Interview de M. Hervé Morin, président du groupe parlementaire UDF à l'Assemblée nationale, dans "Paris Match" du 6 avril 2006 sur la promulgation et le retrait de la loi sur le contrat première embauche et sur la candidature de François Bayrou à l'élection présidentielle de 2007.

Prononcé le

Intervenant(s) : 

Média : Paris Match

Texte intégral

Q - Vous qui êtes président du groupe UDF à l'Assemblée et très proche de François Bayrou, croyez-vous que les deux propositions de loi qui seront élaborées pour régler le problème du CPE permettront au gouvernement de trouver une issue à la crise ?
R - Si le Président de la République et le Premier Ministre avaient voulu sortir au plus vite de la crise, on aurait évité ce tour de passe-passe qui consiste à promulguer une loi, c'est-à- dire la rendre immédiatement applicable, tout en indiquant qu'elle ne doit surtout pas s'appliquer et qu'on va la modifier ! Jamais on aura mal mené à ce point la constitution et l'Etat de droit. On s'assoit sur les principes constitutionnels les plus élémentaires pour permettre à Dominique de Villepin de rester dans la course à la Présidentielle. Derrière toute cette manoeuvre, il n'y a en fait qu'une seule préoccupation du clan Chirac : empêcher Nicolas Sarkozy d'être le candidat de l'UMP. La résolution de la crise du CPE a été prise en otage par la guerre de succession entre Sarkozy et Villepin.
Q - Estimez-vous que Villepin peut encore demeurer à Matignon ou devrait-il démissionner ?
R - La question du maintien du Premier Ministre est dorénavant accessoire. Si l'on était dans la logique voulue par le Général de Gaulle où le Président de la République est responsable devant le peuple lors des grands rendez-vous qu'il fixe avec lui - soit au moment des élections législatives ou au moment d'un référendum - c'est Jacques Chirac qui aurait dû démissionner au lendemain du référendum raté sur la Constitution européenne. Dans l'esprit de la Vème République, le Président de la République concentre tous les pouvoirs parce qu'il les détient directement des Français et il tire les conséquences en démissionnant lorsqu'ils le désavouent.

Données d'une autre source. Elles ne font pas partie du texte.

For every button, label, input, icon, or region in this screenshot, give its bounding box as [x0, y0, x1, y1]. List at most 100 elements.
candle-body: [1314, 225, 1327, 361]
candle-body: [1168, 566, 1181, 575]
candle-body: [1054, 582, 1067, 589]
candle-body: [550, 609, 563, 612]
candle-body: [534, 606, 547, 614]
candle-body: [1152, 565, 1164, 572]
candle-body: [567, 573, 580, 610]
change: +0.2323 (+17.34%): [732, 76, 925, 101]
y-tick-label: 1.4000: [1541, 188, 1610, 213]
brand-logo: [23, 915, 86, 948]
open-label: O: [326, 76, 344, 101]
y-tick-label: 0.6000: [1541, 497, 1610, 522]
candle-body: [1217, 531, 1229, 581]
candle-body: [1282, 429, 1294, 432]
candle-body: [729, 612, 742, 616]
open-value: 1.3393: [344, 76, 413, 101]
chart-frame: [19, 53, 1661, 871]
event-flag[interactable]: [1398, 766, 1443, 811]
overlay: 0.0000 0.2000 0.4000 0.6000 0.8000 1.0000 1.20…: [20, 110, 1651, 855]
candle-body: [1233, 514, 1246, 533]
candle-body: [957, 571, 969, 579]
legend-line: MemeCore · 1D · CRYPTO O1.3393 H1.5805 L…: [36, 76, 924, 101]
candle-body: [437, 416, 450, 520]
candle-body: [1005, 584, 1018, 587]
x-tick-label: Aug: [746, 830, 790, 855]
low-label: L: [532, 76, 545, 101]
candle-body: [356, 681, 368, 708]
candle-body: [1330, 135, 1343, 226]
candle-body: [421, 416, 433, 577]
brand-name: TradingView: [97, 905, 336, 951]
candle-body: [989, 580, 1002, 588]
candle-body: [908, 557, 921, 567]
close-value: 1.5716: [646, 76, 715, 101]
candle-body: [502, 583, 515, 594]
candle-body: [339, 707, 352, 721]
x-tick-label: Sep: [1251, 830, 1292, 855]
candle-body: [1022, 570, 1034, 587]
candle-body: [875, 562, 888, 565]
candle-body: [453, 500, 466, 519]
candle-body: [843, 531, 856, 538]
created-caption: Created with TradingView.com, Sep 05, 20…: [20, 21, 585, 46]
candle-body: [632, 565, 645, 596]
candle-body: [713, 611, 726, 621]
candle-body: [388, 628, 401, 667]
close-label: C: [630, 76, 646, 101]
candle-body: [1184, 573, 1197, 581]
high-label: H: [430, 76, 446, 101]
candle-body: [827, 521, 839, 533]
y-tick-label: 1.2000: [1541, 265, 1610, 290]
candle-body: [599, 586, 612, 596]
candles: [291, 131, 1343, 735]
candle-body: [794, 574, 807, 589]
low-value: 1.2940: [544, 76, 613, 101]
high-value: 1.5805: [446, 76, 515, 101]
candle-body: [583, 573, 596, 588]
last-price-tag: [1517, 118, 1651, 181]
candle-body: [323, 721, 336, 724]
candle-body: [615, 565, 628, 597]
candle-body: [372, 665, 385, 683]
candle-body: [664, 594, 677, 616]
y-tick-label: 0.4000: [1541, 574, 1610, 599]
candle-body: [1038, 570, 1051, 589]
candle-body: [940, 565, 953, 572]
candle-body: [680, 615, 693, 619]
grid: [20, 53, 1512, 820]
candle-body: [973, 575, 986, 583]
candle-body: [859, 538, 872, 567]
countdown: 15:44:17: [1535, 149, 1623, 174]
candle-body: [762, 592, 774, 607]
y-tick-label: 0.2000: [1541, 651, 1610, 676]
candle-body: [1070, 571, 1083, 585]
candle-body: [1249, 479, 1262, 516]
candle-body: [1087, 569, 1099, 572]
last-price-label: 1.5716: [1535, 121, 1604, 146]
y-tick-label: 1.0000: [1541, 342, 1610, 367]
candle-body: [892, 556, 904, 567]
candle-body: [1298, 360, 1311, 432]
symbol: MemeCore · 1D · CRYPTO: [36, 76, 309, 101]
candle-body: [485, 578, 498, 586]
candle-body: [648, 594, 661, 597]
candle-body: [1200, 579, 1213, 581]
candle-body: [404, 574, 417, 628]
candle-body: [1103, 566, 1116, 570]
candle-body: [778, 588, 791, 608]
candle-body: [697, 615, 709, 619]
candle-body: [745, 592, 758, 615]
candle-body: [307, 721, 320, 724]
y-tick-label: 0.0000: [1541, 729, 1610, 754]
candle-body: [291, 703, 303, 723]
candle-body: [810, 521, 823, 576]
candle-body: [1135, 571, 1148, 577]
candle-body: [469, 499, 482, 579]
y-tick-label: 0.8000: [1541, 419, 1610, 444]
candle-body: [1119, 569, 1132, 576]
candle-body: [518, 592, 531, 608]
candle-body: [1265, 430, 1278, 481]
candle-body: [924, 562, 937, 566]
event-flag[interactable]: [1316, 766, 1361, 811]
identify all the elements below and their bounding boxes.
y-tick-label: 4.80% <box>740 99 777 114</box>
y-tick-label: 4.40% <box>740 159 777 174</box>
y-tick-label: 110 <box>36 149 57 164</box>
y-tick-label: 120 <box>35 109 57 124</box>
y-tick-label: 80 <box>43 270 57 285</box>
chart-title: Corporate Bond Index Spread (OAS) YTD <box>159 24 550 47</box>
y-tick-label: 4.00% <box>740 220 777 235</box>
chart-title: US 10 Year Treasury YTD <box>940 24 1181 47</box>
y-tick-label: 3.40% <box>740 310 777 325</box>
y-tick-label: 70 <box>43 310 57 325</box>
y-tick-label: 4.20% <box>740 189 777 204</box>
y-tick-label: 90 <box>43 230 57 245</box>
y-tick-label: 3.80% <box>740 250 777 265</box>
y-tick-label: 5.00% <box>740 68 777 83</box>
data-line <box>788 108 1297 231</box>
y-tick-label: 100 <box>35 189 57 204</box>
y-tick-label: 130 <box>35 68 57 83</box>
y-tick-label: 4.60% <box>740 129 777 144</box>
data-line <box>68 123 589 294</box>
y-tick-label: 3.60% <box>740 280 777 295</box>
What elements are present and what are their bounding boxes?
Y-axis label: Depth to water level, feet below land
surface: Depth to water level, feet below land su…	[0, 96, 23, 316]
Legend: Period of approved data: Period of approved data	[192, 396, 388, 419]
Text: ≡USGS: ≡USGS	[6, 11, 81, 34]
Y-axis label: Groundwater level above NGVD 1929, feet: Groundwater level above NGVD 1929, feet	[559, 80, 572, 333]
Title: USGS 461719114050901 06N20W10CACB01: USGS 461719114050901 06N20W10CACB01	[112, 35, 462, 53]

Nous avons besoin désormais d'un grand débat devant les Français lors de l'élection présidentielle afin que soit clairement fixée une nouvelle pratique du pouvoir fondée sur l'exemplarité et la responsabilité du pouvoir et l'efficacité de l'action politique.
Q - La Crise du CPE a fait monter d'un cran l'opposition de l'UDF face à la majorité. Jusqu'où irez-vous ?
R - Dois-je rappeler qu'avant même toute manifestation dans la rue, l'UDF s'est opposée au CPE en expliquant d'une part, qu'on ne stigmatisait pas les jeunes par un contrat particulier, d'autre part que la période de deux ans était trop longue - nous avions proposé six mois - et qu'il fallait motiver la décision de licenciement - on ne peut pas virer quelqu'un sans lui donner les raisons. Enfin, nous avions indiqué qu'il fallait cesser de multiplier les contrats de travail à l'infini, ce qui empêche les chefs d'entreprise de s'y retrouver. On a besoin de simplicité et de stabilité juridique.
A aucun moment l'UMP ne nous a écoutés. On en voit le résultat ...
Q - Comment Bayrou peut-il capitalise cette grave crise politique pour réussir à être élu président de la République en 2007 ? Ne manquez-vous pas de relais dans l'opinion ?
R - Face aux « mastodontes » que représentent l'UMP et le PS et tous leurs relais médiatiques, la tâche n'est pas facile. Depuis trente ans ces deux partis se sont succédés au pouvoir sans régler les grands sujets qui handicapent la France.
Tout donne le sentiment d'une fin de régime ou d'une fin de règne. Nos compatriotes rechercheront un comportement politique nouveau fait de courage, de volonté et d'humilité dans l'exercice de la politique. Ce sont des qualités que François Bayrou incarne et que l'UDF doit incarner.
Q - Si 2007 était un échec pour François Bayrou, l'UDF pourrait-elle être tentée de devenir un « parti charnière » pour s'allier à un gouvernement socialiste ?
R - Tout ce que nous essayons de construire est le contraire de tout cela. L'UDF a presque toujours été le strapontin du RPR. Ce n'est pas pour devenir le marche pied du parti socialiste. Comme les israéliens et les allemands viennent de le faire, nous voulons apparaître comme une alternance en tant que telle, à la gauche et à la droite, en rassemblant toutes celles et tous ceux qui veulent sortir la France du déclin. Car en réalité, on fait tout pour diviser les Français qui, pourtant dans leur immense majorité, veulent à la fois l'économie de marché et la liberté d'entreprise, mais aussi la justice.